You can derive your own conclusions about the meaning of those numbers with respect to the conflict itself, but I was certainly deriving a false impression of the facts on the ground from the “liberal media”, primarily the Washington Post.

But I’m just one data point. Was this just me, or were others coming away with a similarly biased impression of the facts? That was my hoped-for object - to get a larger sample, however nonrandom it might be, that might shed some light on this debate.

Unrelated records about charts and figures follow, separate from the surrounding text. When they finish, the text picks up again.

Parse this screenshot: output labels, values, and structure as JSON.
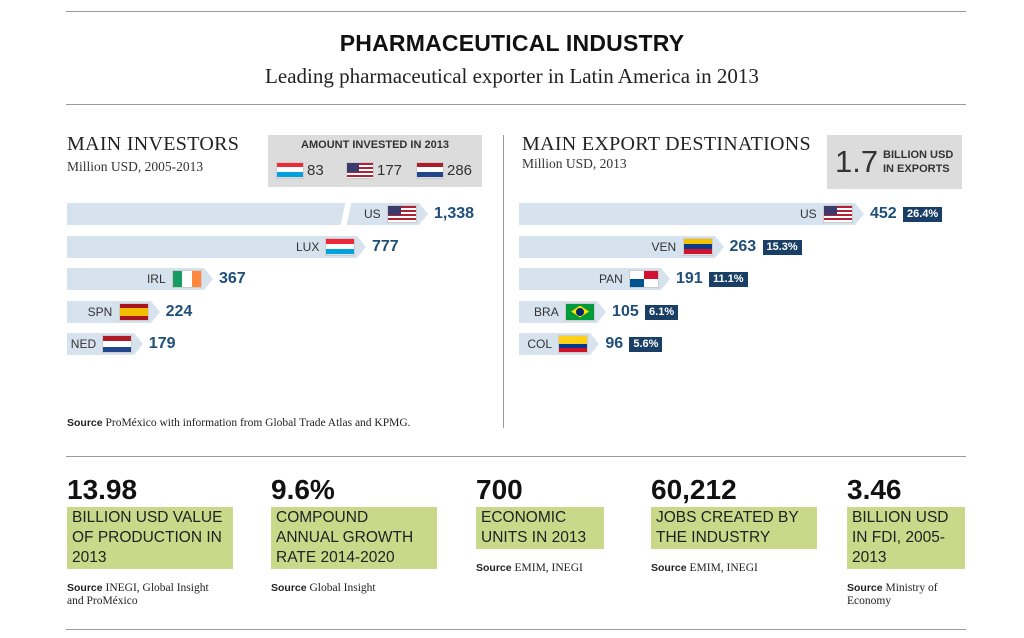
{
  "header": {
    "title": "PHARMACEUTICAL INDUSTRY",
    "subtitle": "Leading pharmaceutical exporter in Latin America in 2013"
  },
  "investors": {
    "title": "MAIN INVESTORS",
    "subtitle": "Million USD, 2005-2013",
    "amount_box": {
      "title": "AMOUNT INVESTED IN 2013",
      "items": [
        {
          "flag": "luxembourg-flag",
          "value": "83"
        },
        {
          "flag": "us-flag",
          "value": "177"
        },
        {
          "flag": "netherlands-flag",
          "value": "286"
        }
      ]
    }
  },
  "exports": {
    "title": "MAIN EXPORT DESTINATIONS",
    "subtitle": "Million USD, 2013",
    "total_value": "1.7",
    "total_label": "BILLION USD IN EXPORTS"
  },
  "chart_data": [
    {
      "type": "bar",
      "orientation": "horizontal",
      "title": "MAIN INVESTORS",
      "subtitle": "Million USD, 2005-2013",
      "categories": [
        "US",
        "LUX",
        "IRL",
        "SPN",
        "NED"
      ],
      "values": [
        1338,
        777,
        367,
        224,
        179
      ],
      "value_labels": [
        "1,338",
        "777",
        "367",
        "224",
        "179"
      ],
      "flags": [
        "us-flag",
        "luxembourg-flag",
        "ireland-flag",
        "spain-flag",
        "netherlands-flag"
      ],
      "axis_break_on_first_bar": true,
      "grid": false
    },
    {
      "type": "bar",
      "orientation": "horizontal",
      "title": "MAIN EXPORT DESTINATIONS",
      "subtitle": "Million USD, 2013",
      "categories": [
        "US",
        "VEN",
        "PAN",
        "BRA",
        "COL"
      ],
      "values": [
        452,
        263,
        191,
        105,
        96
      ],
      "value_labels": [
        "452",
        "263",
        "191",
        "105",
        "96"
      ],
      "percent_labels": [
        "26.4%",
        "15.3%",
        "11.1%",
        "6.1%",
        "5.6%"
      ],
      "flags": [
        "us-flag",
        "venezuela-flag",
        "panama-flag",
        "brazil-flag",
        "colombia-flag"
      ],
      "grid": false
    }
  ],
  "source_main": {
    "label": "Source",
    "text": "ProMéxico with information from Global Trade Atlas and KPMG."
  },
  "stats": [
    {
      "value": "13.98",
      "label": "BILLION USD VALUE OF PRODUCTION IN 2013",
      "source_label": "Source",
      "source": "INEGI, Global Insight and ProMéxico"
    },
    {
      "value": "9.6%",
      "label": "COMPOUND ANNUAL GROWTH RATE 2014-2020",
      "source_label": "Source",
      "source": "Global Insight"
    },
    {
      "value": "700",
      "label": "ECONOMIC UNITS IN 2013",
      "source_label": "Source",
      "source": "EMIM, INEGI"
    },
    {
      "value": "60,212",
      "label": "JOBS CREATED BY THE INDUSTRY",
      "source_label": "Source",
      "source": "EMIM, INEGI"
    },
    {
      "value": "3.46",
      "label": "BILLION USD IN FDI, 2005-2013",
      "source_label": "Source",
      "source": "Ministry of Economy"
    }
  ],
  "colors": {
    "bar": "#d6e3ef",
    "value_text": "#1f4e79",
    "percent_badge": "#1a3f66",
    "stat_highlight": "#c8d98a",
    "box_gray": "#dcdcdc"
  }
}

What you’re citing is still anonymous third-hand stuff from someone who throws the word “murder” around in a highly casual fashion. If there are specific charges to be leveled, provide specific cites so they can be analyzed.**

It’s unbelievable how “death toll ratios” are being held up as evidence of which side is in the right in the Mideast. No doubt there are respected historians who’ve concluded that Japan was in the moral right in WWII, since it suffered much heavier casualties than its opponents (as well as using suicide bombers). I just haven’t heard of any.
And RTFirefly, we must be reading different press accounts. I’ve heard comparative figures of Israeli and Palestinian casualties provided constantly and prominently (it’s obsessively utilized by many pro-Palestinian press sources). It’s difficult, in fact, to find any front-page story on the conflict that doesn’t list comparative casualty stats.

I’m personally upset that the U.S. media doesn’t refer to suicide bombers as “martyrs”, like Al-Jazeera does. Such bias!